A cada oportunidade que surge, arrumam algo contra Cuba, e o mesmo está acontecendo com o presidente Chávez na atualidade, porque ele está invertendo os recursos de seu povo em benefício de sua gente. E não indo para os bancos internacionais aumentar as dívidas do país em alguns quantos. Sempre somos castigados por tentar defender a nossa gente, por tentar fazer algo melhor para o povo.

BBC Brasil - A senhora se diz decepcionada com o que encontrou no Brasil. O que a senhora esperava encontrar?

Aleida Guevara - Pelo menos nenhuma criança com fome. Essa é a verdade. Um país com tanta riqueza para dar, para compartilhar, é injusto que tenham pessoas que não possuem sequer onde dormir, onde criar seu filho com um pouco de dignidade. Essas coisas não podem ser possíveis. Não se pode aceitar.

Eu não sei até que ponto as pessoas podem considerar isso romântico, superficial, mas o que sinto como pediatra é que nenhuma criança deveria passar necessidades em nenhum momento. E que nós teríamos que ter a possibilidade de dar uma vida melhor para as crianças, para que sejam adultos melhores.

BBC Brasil - Que impressão a senhora possui do governo Lula?

Aleida Guevara - É muito difícil a situação do presidente Lula neste momento. Apesar de chegar ao poder através de um sistema democrático, como a maior parte da gente gosta e conhece, ele não tem a maioria absoluta no Senado, não tem poder absoluto no governo. Então, é muito difícil para o presidente emitir critérios se não tem quem dê respaldo, quem leve a cabo seus projetos. Não me parece fácil a situação para o presidente Lula.

BBC Brasil - A senhora viu o filme "Diários de Motocicleta"?

Aleida Guevara - É a quinta vez que vejo. Gostei muito, menos o ataque de asma no barco, que eu achei um pouco exagerado. Todo o resto me pareceu magnifico.

BBC Brasil- Foi criada na Bolívia a rota turística de Che, baseada na viagem de seu pai pela América Latina. O que a senhora acha disso?

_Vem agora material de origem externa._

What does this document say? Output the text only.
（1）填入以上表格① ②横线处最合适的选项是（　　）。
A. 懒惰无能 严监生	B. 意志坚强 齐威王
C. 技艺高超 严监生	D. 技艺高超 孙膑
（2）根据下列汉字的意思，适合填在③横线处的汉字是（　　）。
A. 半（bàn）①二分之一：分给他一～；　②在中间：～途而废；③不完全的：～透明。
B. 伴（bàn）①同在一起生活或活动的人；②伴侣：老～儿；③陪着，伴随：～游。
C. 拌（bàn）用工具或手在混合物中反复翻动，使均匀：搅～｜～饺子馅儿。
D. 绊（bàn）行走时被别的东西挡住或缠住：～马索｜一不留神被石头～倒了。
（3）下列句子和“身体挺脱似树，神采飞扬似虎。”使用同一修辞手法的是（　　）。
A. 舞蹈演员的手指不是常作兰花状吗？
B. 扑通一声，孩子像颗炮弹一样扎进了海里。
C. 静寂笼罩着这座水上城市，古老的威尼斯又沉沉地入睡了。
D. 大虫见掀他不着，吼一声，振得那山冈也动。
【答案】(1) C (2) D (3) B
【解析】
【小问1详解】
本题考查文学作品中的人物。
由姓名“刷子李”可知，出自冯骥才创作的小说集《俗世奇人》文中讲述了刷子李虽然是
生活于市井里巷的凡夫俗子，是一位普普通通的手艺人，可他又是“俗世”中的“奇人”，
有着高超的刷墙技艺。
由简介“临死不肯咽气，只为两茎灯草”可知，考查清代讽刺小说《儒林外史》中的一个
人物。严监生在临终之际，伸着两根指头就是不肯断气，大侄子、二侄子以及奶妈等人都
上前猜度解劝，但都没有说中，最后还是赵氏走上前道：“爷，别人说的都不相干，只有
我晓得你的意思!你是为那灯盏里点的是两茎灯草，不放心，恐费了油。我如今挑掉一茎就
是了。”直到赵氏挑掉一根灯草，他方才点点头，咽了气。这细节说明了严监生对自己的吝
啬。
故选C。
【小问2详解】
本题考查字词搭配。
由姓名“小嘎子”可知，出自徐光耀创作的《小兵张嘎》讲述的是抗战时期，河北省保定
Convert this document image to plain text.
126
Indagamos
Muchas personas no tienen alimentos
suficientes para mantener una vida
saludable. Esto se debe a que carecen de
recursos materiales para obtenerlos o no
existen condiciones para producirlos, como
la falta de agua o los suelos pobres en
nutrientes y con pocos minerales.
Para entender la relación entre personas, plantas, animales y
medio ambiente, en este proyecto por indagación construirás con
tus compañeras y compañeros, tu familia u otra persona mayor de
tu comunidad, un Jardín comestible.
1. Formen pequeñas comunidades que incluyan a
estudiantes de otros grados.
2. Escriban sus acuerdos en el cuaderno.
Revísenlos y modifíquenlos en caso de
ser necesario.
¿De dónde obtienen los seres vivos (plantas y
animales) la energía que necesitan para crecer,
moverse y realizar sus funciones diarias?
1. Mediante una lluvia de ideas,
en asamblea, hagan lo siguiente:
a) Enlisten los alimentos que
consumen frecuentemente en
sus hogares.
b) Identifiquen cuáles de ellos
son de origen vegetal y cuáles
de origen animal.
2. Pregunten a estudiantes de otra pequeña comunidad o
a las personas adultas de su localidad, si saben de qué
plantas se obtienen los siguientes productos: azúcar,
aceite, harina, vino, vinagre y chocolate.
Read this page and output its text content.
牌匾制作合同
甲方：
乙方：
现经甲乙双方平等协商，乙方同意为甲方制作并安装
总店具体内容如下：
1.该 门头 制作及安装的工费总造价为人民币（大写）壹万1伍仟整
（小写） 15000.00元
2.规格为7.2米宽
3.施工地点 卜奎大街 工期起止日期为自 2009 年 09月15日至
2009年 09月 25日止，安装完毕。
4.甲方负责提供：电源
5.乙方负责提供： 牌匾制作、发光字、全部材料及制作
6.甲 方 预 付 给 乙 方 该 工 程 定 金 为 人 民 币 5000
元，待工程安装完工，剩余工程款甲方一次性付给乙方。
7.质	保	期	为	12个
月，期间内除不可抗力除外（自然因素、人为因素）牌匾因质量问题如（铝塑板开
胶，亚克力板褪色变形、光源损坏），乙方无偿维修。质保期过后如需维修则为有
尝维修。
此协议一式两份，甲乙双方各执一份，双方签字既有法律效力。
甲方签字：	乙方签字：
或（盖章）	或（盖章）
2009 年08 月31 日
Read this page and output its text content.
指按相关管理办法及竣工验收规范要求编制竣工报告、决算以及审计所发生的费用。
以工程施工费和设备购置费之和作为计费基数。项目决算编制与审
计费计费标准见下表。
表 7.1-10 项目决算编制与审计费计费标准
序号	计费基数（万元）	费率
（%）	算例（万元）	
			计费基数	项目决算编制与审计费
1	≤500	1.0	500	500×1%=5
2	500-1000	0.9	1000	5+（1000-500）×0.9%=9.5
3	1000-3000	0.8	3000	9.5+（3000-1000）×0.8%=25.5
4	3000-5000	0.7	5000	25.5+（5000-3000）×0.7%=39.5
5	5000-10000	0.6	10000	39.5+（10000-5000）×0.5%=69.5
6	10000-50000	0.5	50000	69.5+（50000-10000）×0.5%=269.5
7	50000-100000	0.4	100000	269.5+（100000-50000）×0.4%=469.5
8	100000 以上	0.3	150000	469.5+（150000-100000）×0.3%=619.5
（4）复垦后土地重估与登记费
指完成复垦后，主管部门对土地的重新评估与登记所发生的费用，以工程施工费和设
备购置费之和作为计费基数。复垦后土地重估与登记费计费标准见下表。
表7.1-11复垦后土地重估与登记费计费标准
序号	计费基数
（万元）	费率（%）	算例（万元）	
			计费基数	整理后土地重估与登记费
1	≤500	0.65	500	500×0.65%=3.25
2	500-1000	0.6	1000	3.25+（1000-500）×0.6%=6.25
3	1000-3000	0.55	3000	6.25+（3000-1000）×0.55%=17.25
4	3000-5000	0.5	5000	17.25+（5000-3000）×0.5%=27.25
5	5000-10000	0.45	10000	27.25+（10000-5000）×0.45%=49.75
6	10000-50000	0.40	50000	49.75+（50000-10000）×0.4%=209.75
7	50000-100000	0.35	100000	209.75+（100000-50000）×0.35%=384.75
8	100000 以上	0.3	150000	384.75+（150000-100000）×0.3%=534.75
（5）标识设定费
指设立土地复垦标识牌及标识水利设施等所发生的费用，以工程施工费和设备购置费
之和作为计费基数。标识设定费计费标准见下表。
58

Aleida Guevara - Na verdade, penso que sempre que façam algo com respeito, e sempre que se faça algo para que as pessoas aprendam mais deste homem é positivo. Mas o que sempre me causa temor é que alguns aproveitem a situação para lucrar. Isso sempre é um temor em qualquer parte do mundo quando se trata de meu pai e da utilização de sua imagem. Mas são coisas que precisamos esperar para ver.

BBC Brasil - A senhora tinha seis anos quando seu pai morreu. Há algo específico que a senhora recorda dele?

Aleida Guevara - Algumas recordações, eu guardo comigo. Algumas são formadas por uma terceira pessoa, principalmente por minha mãe, que o amou extraordinariamente, e transmitiu para os filhos esse amor. São coisas de um papai com seus filhos, como sentar na sua perna para ver a primeira luta de boxe que vi na minha vida, ou o primeiro livro que ele me deu, e coisas assim, que vem a minha memória.

BBC Brasil - A senhora acredita que a figura de Che Guevara ainda está presente na América Latina?

Aleida Guevara - Está mais do que presente na América Latina, na Europa, também na Ásia e na África. Essa presença tem se multiplicado. Ele foi mesmo convertido a uma bandeira de combate contra qualquer injustiça em qualquer parte do mundo.

Uma das coisas que meu pai disse há muitos anos é que havia de criar dois, três, muitos Vietnãs. E olha, que coincidência, o mesmo governo dos Estados Unidos está cumprindo o que meu pai dizia, está criando tantos Vietnãs nesse momento que possivelmente será o começo do seu fim.

BBC Brasil - Depois de 40 anos de embargo a Cuba, a impressão é de que a situação não vai mudar. Até quando os cubanos conseguirão resistir?

Aleida Guevara - Olha, vamos trocar essa palavra porque estamos falando em castelhano. Em inglês, eu não sei o que significa embargo, mas, em castelhano, significa que alguém tira algo de você. Nós somos bloqueados porque os Estados Unidos entendem que não devemos negociar com nenhum outro povo do mundo livremente. Isso se chama bloqueio, e não embargo.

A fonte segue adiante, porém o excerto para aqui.